RMRK is the most advanced NFT system in the world, adding eternal liquidity and multi chain forward compatibility to all NFT projects coming out. An NFT can now be reused by any future project on any chain without official partnerships between the project creators.
RMRK is the native utility token that is used for:
- Currency in the Skybreach metaverse [governance, staking]
- Preventing fungible token spam
- Using RMRK tokens to mint, trade, and generally interact with the NFTs in ecosystem
RMRK tools include:
- RMRK tools to interact with NFTs on the command line and in web apps
- RMRK spec to write your own implementation
- RMRK pinning tools to pin for IPFS and regularly clean outdated pins from services like Pinata
- A standalone, embeddable renderer for RMRK2 composable NFTs
What do you think about this?
Also I’m thinking about whether land plot in Skybreach or any NFT on moonriver can be an asset for lending and borrowing in Apollo? But this seems to be more of a question for devs.
Doesn’t this defeat the purpose of a governance token, since people can simply borrow tokens to vote and return them right afterwards? Curious as to the benefit that adding RMRK to Moonwell would provide.

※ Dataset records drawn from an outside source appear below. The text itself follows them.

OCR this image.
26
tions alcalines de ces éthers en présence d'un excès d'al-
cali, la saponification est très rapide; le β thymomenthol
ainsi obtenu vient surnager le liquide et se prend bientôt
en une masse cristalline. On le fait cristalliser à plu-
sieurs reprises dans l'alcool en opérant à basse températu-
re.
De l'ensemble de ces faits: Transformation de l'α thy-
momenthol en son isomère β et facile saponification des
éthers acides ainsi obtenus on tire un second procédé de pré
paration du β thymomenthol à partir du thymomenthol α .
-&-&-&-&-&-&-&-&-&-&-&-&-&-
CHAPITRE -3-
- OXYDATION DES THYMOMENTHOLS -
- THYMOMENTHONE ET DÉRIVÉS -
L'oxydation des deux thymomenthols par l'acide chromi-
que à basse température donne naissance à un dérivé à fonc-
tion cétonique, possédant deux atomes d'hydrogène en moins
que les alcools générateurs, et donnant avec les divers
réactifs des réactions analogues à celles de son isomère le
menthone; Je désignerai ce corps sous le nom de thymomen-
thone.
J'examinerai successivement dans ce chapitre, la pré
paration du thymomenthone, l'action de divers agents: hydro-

Until the metaverse is up and running and RMRK’s own protocols are in development, adding a token makes little sense. But, imagine a fully functioning metaverse and what kind of token trading volume it can generate. People can simply borrow RMRK from moonwell and achieve their own goals. Actually, as it is happening at the moment with the assets on moonwell. The user takes the asset and does whatever he needs to do with it, right?
Sorry, I didn’t quite understand what you wanted to say. We can continue the conversation if you rephrase. Thank you!
I have some thoughts on this, but they are superficial and may seem silly - I’m sorry if I seem like a noob =] I’m just trying to understand. I’m not a dev and I don’t know how to write code. I’ve been thinking about NFT and Liquidity, but I don’t see how it could work…
For example, a pool of 10 nft at $10 is created. So the value of the pool = $100. Next, a synthetic token is created, let’s call it iNFT, which expresses the total value of the locked NFTs.
Then, for example, if we create a pool iNFT/NewToken. Then, on the basis of this synthetic token, the pool will not be able to function because the mechanism for evaluating 10 basic NFTs, the synthetic expression of which is the iNFT token, is not clear? Also, we won’t be able to use the pool because we don’t have a clear understanding of how much each NFT costs, since it’s an illiquid asset and it’s not clear on what basis to take the price at the moment… Therefore, such a trading pair may have crazy volatility or there will be no trading at all hehe
My question is: how is it possible to solve the liquidity problem?